Byebye I know the weeping is totall normal, I'm just not doing it. Not yet
Bluegrass, thanks so much you re always there with the insight!
So now I'm down to six nights (go to sleep, wake up, go to sleep, etc., six more times) and all I can think about is how much I hate my colleague for being such an unreliable a# #h### and saying he would do several things last week and not telling me he didn't tell him and then trying to change the subject when I ask and then finally telling me it's not his priority (which I already know but he should have told me these things were not done.) Have to get through Monday and Tuesday with him, really intense meetings with other people and him.
Anyway, making lists of everything I have to do and buy tomorrow, somehow, go to a wine-drinking kind of thing and then manage to do stuff like drill holes in the wall for screws, order wood to be cut to make shelves out of a niche in the walland go to another thing at 7, this is all off-topic, but I also have to drop off some pictures to get put behind glass, just so I'll know my hope will be a better place to come back to.

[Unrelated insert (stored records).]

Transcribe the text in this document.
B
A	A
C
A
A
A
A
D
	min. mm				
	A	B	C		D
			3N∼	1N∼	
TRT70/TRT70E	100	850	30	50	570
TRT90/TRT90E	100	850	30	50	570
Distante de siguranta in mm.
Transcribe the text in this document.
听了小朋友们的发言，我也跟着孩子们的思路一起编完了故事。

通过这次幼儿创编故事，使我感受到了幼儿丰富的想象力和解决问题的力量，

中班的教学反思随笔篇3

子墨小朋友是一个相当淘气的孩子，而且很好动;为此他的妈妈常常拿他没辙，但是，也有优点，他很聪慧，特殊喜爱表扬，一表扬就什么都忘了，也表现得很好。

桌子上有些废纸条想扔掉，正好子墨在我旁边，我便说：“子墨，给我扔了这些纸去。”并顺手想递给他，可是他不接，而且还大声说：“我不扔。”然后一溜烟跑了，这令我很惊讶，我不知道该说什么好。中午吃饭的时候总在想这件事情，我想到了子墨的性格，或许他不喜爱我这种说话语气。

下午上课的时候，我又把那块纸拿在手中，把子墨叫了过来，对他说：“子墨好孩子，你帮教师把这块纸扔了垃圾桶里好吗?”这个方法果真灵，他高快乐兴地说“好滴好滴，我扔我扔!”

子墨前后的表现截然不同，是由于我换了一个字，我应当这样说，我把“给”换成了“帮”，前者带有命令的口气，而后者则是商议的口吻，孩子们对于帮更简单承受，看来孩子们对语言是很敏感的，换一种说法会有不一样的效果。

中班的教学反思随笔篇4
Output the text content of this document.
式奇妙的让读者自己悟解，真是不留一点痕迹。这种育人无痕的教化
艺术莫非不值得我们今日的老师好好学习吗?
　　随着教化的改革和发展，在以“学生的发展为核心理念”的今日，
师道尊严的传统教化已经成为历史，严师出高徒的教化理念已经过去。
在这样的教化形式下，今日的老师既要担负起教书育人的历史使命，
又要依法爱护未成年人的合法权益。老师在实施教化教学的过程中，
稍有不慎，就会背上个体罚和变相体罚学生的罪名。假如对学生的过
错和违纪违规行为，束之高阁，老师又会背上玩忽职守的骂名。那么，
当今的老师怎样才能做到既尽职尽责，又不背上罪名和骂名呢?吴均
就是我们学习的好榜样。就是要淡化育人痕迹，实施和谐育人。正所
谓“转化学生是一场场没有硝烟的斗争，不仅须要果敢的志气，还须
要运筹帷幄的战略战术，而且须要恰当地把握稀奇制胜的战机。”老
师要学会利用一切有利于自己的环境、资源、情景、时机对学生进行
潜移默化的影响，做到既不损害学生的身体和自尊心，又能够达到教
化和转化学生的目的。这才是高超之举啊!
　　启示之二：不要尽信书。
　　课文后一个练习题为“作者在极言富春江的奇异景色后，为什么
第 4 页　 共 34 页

The surgeon told me to reckon with 2 weeks in the hospital and when I said "what?" he said, "well it's a lot better than the way they do it in the states, where they throw you out after a couple of days, and here we keep you until we can rule out any possible complication....." I'm glad about that, I'm just worried about what happened during my collectomy, when I shared the room with one completely insane woman and then a second completely insane woman right after the first one left. (By insane I mean: wanted to used all my stuff, pointed at my bag and said "youre too young for that', took over the care of the flowers friends had brought and generally went over every boundary known to to the hospital room sharing context. Then the next one *****ed at her son about how horrible I am because I didn't feel like talking to her late at night and she wouldn't accept that I was completely traumatized and had to take care of myself. I think if I get stuck with someone like that again I'll have to say something very severe.